Comparative diagram of the native structure and predicted structure. (A) Native structure. (B) Predicted structure.

Conclusion

The sampling method in the existing RNA tertiary structure modeling is still one of the critical factors affecting the modeling accuracy. The Monte Carlo–based sampling method has certain modeling limitations, and the modeling may be incomplete. In view of these limitations, this study proposes a Monte Carlo sampling parallel algorithm and an SMCP algorithm based on the stepwise ansatz assumption. The SMCP algorithm performs two rounds of potential energy evaluation after sampling, detects the modeling results, and finally obtains a better modeling result.

Initialize multiple threads simultaneously, specify the same energy function, use the stepwise ansatz assumption to perform Monte Carlo–based sampling, and then, use the energy function for scoring. After scoring, the algorithm performs a round of potential energy assessments to determine whether the move is reasonable. Then, comprehensively perform two rounds of potential energy evaluation on all threads, select the best modeling results among all threads, and judge the integrity and accuracy of the conformation. Only when it meets the requirements can the conformation be output.
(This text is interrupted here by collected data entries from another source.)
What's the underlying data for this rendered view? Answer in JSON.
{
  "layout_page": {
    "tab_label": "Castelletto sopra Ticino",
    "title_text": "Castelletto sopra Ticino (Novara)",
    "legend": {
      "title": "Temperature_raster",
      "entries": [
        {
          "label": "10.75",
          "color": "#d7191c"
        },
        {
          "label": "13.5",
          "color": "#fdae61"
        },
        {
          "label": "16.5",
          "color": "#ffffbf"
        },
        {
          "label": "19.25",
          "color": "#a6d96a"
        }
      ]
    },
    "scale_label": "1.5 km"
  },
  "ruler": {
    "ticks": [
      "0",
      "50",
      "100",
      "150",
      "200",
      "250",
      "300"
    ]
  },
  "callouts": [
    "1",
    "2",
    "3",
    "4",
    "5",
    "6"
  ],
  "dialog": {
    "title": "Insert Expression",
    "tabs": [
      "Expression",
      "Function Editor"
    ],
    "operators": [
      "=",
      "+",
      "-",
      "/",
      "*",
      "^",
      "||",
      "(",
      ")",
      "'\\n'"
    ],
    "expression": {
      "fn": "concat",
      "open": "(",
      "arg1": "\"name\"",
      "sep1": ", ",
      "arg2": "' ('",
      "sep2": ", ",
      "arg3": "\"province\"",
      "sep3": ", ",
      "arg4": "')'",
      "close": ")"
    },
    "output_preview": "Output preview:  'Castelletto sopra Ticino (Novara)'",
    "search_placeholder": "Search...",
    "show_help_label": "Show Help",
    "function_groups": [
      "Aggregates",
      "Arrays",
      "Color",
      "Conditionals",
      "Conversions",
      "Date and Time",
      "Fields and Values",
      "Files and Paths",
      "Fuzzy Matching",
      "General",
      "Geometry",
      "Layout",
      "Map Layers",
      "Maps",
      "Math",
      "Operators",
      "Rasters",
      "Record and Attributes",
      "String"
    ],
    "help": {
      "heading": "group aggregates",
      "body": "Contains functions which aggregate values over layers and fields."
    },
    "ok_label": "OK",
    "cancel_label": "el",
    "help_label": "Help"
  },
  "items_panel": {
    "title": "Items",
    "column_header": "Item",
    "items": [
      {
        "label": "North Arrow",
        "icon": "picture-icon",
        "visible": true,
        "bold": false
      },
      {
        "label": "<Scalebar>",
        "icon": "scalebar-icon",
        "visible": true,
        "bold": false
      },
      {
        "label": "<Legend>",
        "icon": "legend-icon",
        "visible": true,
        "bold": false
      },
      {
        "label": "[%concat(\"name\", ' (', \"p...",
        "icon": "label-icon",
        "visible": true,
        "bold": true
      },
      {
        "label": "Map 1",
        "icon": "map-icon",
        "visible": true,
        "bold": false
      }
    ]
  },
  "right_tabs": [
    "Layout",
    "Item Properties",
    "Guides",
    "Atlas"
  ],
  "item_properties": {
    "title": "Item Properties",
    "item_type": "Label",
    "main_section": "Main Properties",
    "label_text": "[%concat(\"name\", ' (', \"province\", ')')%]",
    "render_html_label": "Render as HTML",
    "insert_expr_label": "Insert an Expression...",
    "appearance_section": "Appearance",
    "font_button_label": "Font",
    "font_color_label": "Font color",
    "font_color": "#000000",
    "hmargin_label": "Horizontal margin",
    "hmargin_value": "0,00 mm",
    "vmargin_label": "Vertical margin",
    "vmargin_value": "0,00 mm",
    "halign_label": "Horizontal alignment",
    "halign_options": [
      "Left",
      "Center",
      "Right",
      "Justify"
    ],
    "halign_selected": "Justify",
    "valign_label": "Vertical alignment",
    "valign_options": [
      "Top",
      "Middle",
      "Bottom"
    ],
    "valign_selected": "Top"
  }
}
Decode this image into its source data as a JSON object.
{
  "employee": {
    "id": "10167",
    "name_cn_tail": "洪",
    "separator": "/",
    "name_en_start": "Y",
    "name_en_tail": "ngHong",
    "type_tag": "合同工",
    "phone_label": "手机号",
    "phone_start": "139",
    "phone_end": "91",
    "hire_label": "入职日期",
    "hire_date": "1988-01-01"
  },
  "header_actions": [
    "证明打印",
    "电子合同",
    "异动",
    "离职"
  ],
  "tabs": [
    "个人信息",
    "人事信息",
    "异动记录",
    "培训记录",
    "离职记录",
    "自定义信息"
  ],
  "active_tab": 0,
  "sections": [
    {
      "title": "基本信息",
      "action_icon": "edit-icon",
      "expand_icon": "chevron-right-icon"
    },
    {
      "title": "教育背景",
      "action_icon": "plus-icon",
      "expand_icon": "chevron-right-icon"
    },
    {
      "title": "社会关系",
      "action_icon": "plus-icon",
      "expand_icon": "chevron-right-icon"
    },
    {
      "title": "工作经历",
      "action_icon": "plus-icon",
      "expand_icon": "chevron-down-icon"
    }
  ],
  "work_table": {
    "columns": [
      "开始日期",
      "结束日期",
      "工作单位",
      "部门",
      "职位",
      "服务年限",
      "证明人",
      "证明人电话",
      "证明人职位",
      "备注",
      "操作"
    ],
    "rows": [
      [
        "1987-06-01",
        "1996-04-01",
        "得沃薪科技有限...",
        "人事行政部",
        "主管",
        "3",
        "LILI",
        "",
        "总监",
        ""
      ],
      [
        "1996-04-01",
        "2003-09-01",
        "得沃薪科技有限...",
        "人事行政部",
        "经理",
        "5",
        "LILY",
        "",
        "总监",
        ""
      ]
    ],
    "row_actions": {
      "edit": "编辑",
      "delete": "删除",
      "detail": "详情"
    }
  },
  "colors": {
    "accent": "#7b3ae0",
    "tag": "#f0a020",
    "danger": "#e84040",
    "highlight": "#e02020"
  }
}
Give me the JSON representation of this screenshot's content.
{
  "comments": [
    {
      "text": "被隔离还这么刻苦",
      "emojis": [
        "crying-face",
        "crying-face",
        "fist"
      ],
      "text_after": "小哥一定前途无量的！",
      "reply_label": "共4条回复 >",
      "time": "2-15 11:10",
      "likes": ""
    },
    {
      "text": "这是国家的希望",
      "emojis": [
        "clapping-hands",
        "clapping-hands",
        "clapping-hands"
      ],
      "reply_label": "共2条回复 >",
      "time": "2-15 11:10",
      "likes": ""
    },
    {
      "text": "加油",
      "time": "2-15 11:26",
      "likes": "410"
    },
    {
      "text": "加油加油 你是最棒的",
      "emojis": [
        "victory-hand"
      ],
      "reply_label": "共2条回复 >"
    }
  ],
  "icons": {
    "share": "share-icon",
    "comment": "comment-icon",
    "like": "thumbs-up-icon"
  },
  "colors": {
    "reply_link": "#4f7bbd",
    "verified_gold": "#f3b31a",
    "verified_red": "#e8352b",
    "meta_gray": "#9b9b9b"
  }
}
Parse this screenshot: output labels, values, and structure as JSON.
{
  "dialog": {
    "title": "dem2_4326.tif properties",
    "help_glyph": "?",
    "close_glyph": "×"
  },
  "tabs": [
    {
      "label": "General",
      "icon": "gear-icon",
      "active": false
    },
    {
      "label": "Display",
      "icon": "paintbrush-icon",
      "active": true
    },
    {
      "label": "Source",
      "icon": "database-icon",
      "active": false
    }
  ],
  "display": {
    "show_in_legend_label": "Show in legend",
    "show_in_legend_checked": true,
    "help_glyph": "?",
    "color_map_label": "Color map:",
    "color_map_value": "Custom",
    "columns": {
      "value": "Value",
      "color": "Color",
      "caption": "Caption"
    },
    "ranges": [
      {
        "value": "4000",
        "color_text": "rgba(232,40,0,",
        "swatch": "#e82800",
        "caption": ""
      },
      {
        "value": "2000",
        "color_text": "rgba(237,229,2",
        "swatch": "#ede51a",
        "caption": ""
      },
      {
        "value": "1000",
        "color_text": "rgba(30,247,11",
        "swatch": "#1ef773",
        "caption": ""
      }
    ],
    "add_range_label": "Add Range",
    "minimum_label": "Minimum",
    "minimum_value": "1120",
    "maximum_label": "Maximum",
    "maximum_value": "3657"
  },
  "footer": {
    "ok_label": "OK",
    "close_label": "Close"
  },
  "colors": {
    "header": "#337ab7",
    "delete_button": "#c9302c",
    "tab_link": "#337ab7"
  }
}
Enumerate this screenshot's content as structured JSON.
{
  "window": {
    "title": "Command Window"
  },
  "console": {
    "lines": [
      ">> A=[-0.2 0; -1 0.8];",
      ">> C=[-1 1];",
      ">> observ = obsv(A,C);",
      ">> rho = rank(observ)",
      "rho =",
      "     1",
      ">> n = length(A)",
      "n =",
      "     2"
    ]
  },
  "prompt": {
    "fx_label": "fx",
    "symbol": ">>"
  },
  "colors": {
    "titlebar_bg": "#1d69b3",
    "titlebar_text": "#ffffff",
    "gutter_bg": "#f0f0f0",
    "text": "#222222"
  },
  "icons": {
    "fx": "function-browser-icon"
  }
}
Experiments show that the SMCP algorithm has the following characteristics: 1) High modeling accuracy. Through constant potential energy evaluation, the best conformation is selected. 2) High integrity. Check the modeling results, and the final model includes all nucleotides. 3) High flexibility. The execution times of the algorithm can be set according to actual needs, and the modeling accuracy and modeling time cost can be measured by users.

Although the SMCP algorithm performs well in RNA modeling, it also has certain limitations. The current parallel algorithm uses the same energy function for multiple threads. Still, a single energy function may be insufficient, and RNA modeling is very sensitive to the energy function, so further exploring the algorithm’s optimal energy function is necessary. In addition, multi-threading using different energy functions is also one of our future works.